In lieu of this, the Australian jobs data released Wednesday signalled towards a slowdown which has triggered an asset purchase in Japan to slowdown deflation. Similar expansionary programmes are being carried out in South Korea and now the support being provided by the European Stability Mechanism to Spain, Italy and Greece shows that everyone expects things to get worse before they get better. They are willing to overcompensate and do more right now and be corrected by the markets and data of the future rather than do anything less than what is required. The trend seen by the US economy also mirrors the situation around the world and the minutes released by the Federal Open Market Committee (FOMC) on Wednesday hint towards a much expected and anticipated expansionary measure to be announced at the end of July.
China isn’t immune to this phenomenon either. The trend in China has shown that in the beginning, its manufacturing and production data lagged the rest of the world. The initial impact was only on the trade data, however, now it is catching up as well. China experienced its weakest growth rate in three years, and in response to that, the Chinese authorities want to carry out measures to curb the situation.
With trade being affected by the eurozone debt crisis and manufacturing being impacted simultaneously, now the test for China is to stimulate the economy while trying to prevent an asset bubble that can occur in the economy. The method that has been used previously consisted of making real estate investment expensive and having higher rates on mortgages to discourage an asset bubble that was seen in the US from 2006-2008.
Now, however, China needs to show growth in its GDP and analysts say that this will only be possible if real estate is recognised and treated equally. This will boost the growth figures to the rates that the economy is expecting for itself in the next financial year. May saw the induction of certain programmes to encourage the real estate sector of the economy including giving home subsidies, mortgage discounts and fine tuning policies throughout the country to favour the industry as a whole. Compliment industries like electrical, machinery and chemicals also got a boost from these measures.

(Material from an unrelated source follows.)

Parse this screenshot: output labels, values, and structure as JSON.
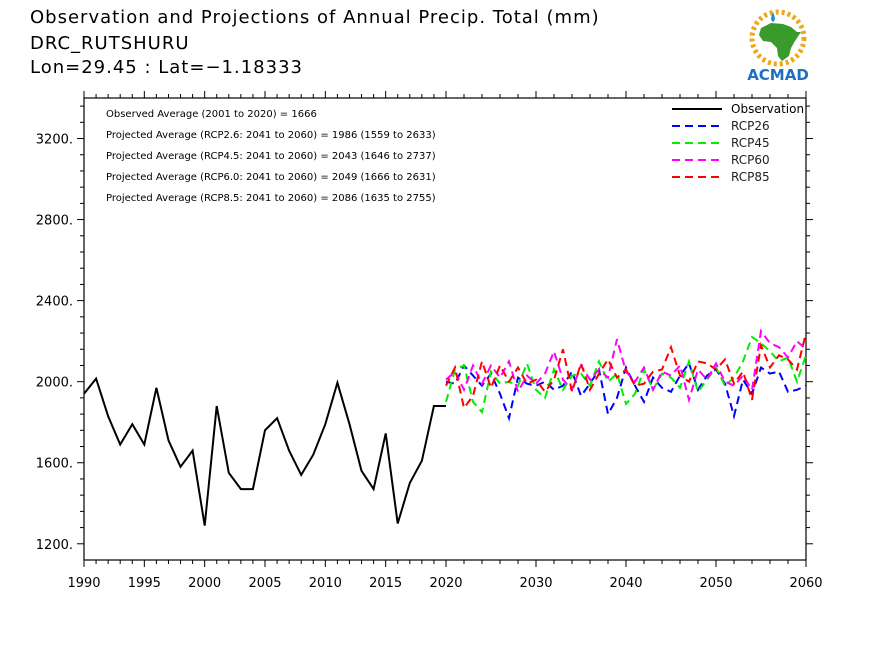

The fear when such policies are put into place is to try to balance the short term goals with the long term ones and to see whether the short term gains offset the long term gains that could have had been achieved. At this point, the central banks seem to be chasing the problem and are always catching up in regards of what to do next. In these circumstances, the here and now approach has taken precedence over the long term view. These measures will need time before their performance can be evaluated and all eyes would be set on data from next coming months to see how effective they have been.